A implementação sistêmica igualmente favorece a integração de diferentes soluções complementares que poderiam surgir como ecossistemas de intercâmbio, interação e simbiose. O conhecimento tradicional e ancestral, a tecnologia digital e a biotecnologia podem ajudar a preencher as lacunas de velocidade, escala e resiliência de maneiras que nossa governança ainda é lenta para incorporar e ampliar. Como exemplo de potencial ainda inexplorado, a Infraestrutura Pública Digital (DPI, na sigla em inglês), apresentada sob a liderança da Índia no G20 de 2023, pode ser explorada como inovação revolucionária a merecer consideração de alto nível para mandatos subsequentes de desenvolvimento em nível técnico.
Ao passo que a inovação e a tecnologia adentram a fronteira da mitigação e da adaptação, os povos indígenas e as comunidades tradicionais – inclusive os "povos das florestas" e os quilombolas, no caso do Brasil – são detentores de conhecimentos, tradições e modos de vida inestimáveis. Todos eles podem contribuir para a transformação dos modelos mentais binários e lineares que funcionaram para a eficiência no século XX, mas que agora podem se tornar um risco no século XXI – o "século da complexidade".
Da visão à realidade
Em meio a crescentes desafios geopolíticos e socioeconômicos, o primeiro Balanço Global sob o Acordo de Paris (GST), concluído na COP28, reconheceu as lacunas significativas que continuam a dificultar nossa resposta climática coletiva. Também confirmou, por outro lado, que o Acordo de Paris está funcionando. Por meio da Missão 1.5, demonstramos união em nossa determinação coletiva de acelerar a ação e corrigir rumos. De Dubai a Baku, mantivemos nosso compromisso com o multilateralismo, completando as bases legais necessárias para liberar todo o potencial do Acordo de Paris como arcabouço orientador para a implementação em mudança do clima.
Olhando para o futuro, a COP30 oferece oportunidade única de darmos o próximo passo. Belém será um momento significativo, no qual nossa visão compartilhada começará a tomar forma como nossa nova realidade. A COP30 pode estabelecer as bases para o segundo Balanço Global, a ser concluído na COP33, servindo como ponto de inflexão em nossa transição histórica que terá preenchido lacunas e traçado o caminho para uma nova era de prosperidade sustentável e inclusiva.

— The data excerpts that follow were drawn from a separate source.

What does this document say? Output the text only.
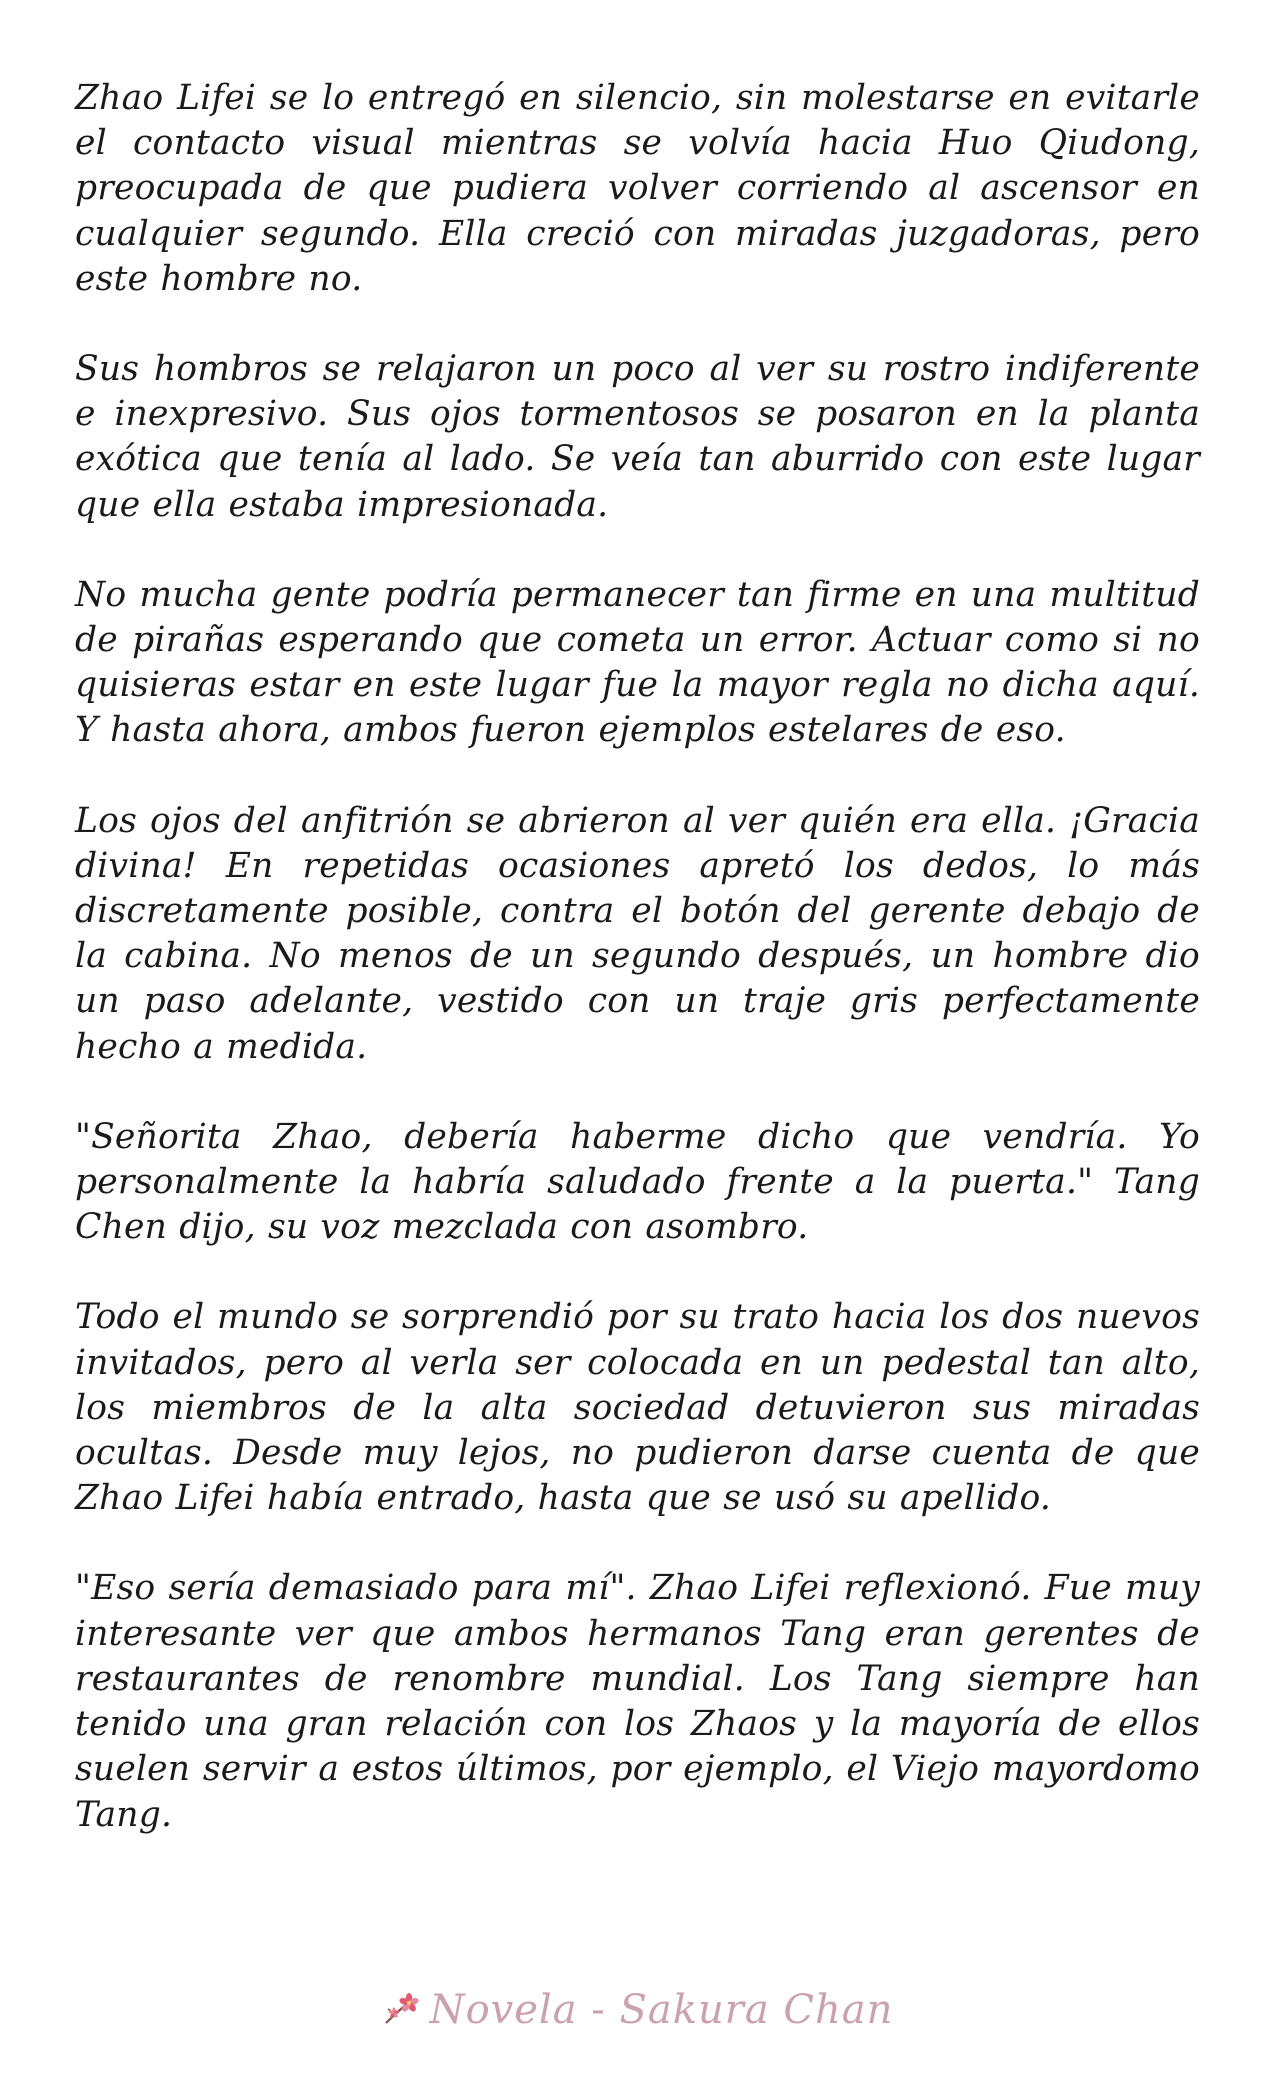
Zhao Lifei se lo entregó en silencio, sin molestarse en evitarle el contacto visual mientras se volvía hacia Huo Qiudong, preocupada de que pudiera volver corriendo al ascensor en cualquier segundo. Ella creció con miradas juzgadoras, pero este hombre no.

Sus hombros se relajaron un poco al ver su rostro indiferente e inexpresivo. Sus ojos tormentosos se posaron en la planta exótica que tenía al lado. Se veía tan aburrido con este lugar que ella estaba impresionada.

No mucha gente podría permanecer tan firme en una multitud de pirañas esperando que cometa un error. Actuar como si no quisieras estar en este lugar fue la mayor regla no dicha aquí. Y hasta ahora, ambos fueron ejemplos estelares de eso.

Los ojos del anfitrión se abrieron al ver quién era ella. ¡Gracia divina! En repetidas ocasiones apretó los dedos, lo más discretamente posible, contra el botón del gerente debajo de la cabina. No menos de un segundo después, un hombre dio un paso adelante, vestido con un traje gris perfectamente hecho a medida.

"Señorita Zhao, debería haberme dicho que vendría. Yo personalmente la habría saludado frente a la puerta." Tang Chen dijo, su voz mezclada con asombro.

Todo el mundo se sorprendió por su trato hacia los dos nuevos invitados, pero al verla ser colocada en un pedestal tan alto, los miembros de la alta sociedad detuvieron sus miradas ocultas. Desde muy lejos, no pudieron darse cuenta de que Zhao Lifei había entrado, hasta que se usó su apellido.

"Eso sería demasiado para mí". Zhao Lifei reflexionó. Fue muy interesante ver que ambos hermanos Tang eran gerentes de restaurantes de renombre mundial. Los Tang siempre han tenido una gran relación con los Zhaos y la mayoría de ellos suelen servir a estos últimos, por ejemplo, el Viejo mayordomo Tang.

Novela - Sakura Chan
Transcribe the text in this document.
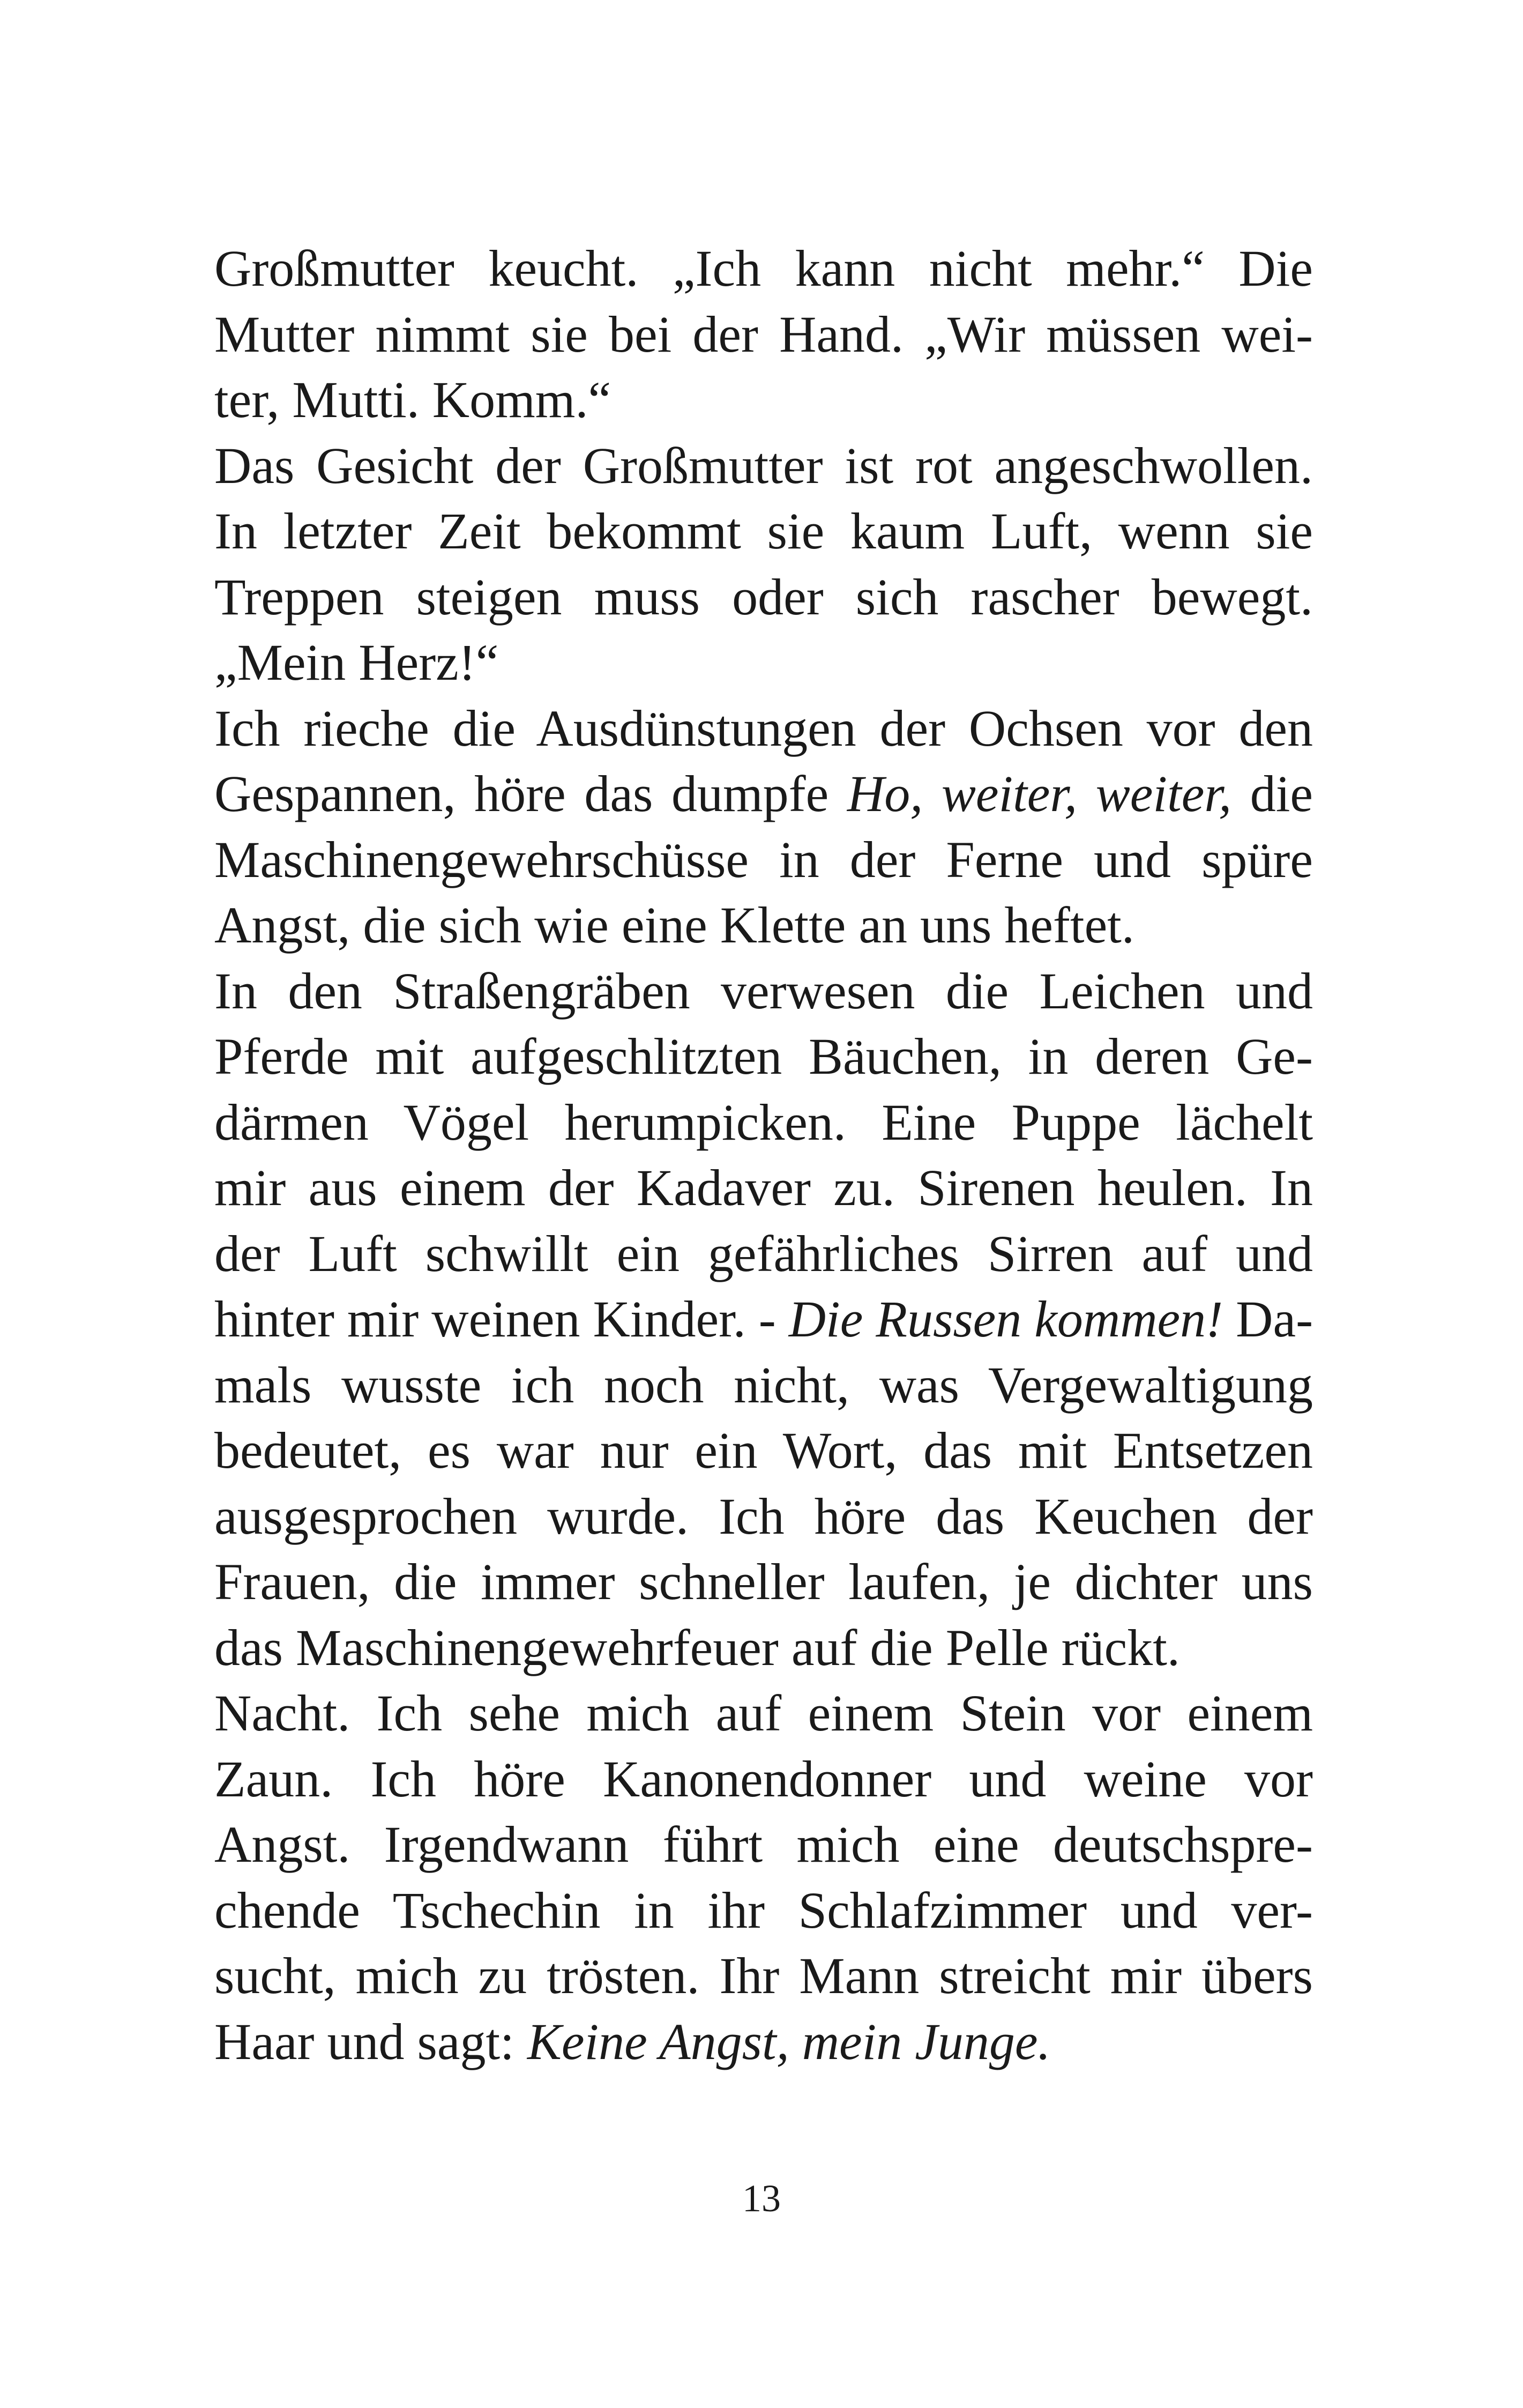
Großmutter keucht. „Ich kann nicht mehr.“ Die
Mutter nimmt sie bei der Hand. „Wir müssen wei-
ter, Mutti. Komm.“
Das Gesicht der Großmutter ist rot angeschwollen.
In letzter Zeit bekommt sie kaum Luft, wenn sie
Treppen steigen muss oder sich rascher bewegt.
„Mein Herz!“
Ich rieche die Ausdünstungen der Ochsen vor den
Gespannen, höre das dumpfe Ho, weiter, weiter, die
Maschinengewehrschüsse in der Ferne und spüre
Angst, die sich wie eine Klette an uns heftet.
In den Straßengräben verwesen die Leichen und
Pferde mit aufgeschlitzten Bäuchen, in deren Ge-
därmen Vögel herumpicken. Eine Puppe lächelt
mir aus einem der Kadaver zu. Sirenen heulen. In
der Luft schwillt ein gefährliches Sirren auf und
hinter mir weinen Kinder. - Die Russen kommen! Da-
mals wusste ich noch nicht, was Vergewaltigung
bedeutet, es war nur ein Wort, das mit Entsetzen
ausgesprochen wurde. Ich höre das Keuchen der
Frauen, die immer schneller laufen, je dichter uns
das Maschinengewehrfeuer auf die Pelle rückt.
Nacht. Ich sehe mich auf einem Stein vor einem
Zaun. Ich höre Kanonendonner und weine vor
Angst. Irgendwann führt mich eine deutschspre-
chende Tschechin in ihr Schlafzimmer und ver-
sucht, mich zu trösten. Ihr Mann streicht mir übers
Haar und sagt: Keine Angst, mein Junge.
13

Imaginemos que, em 2028, o mundo se lembrará de 2025 não apenas como um ano de negociação, mas como um momento de alinhamento global – quando governos, comunidades, empresas e instituições se uniram para mudar a trajetória do relacionamento da humanidade com o planeta. Um ano a ser lembrado como a alvorada de um novo ciclo de cooperação, inovação e prosperidade em todo o mundo.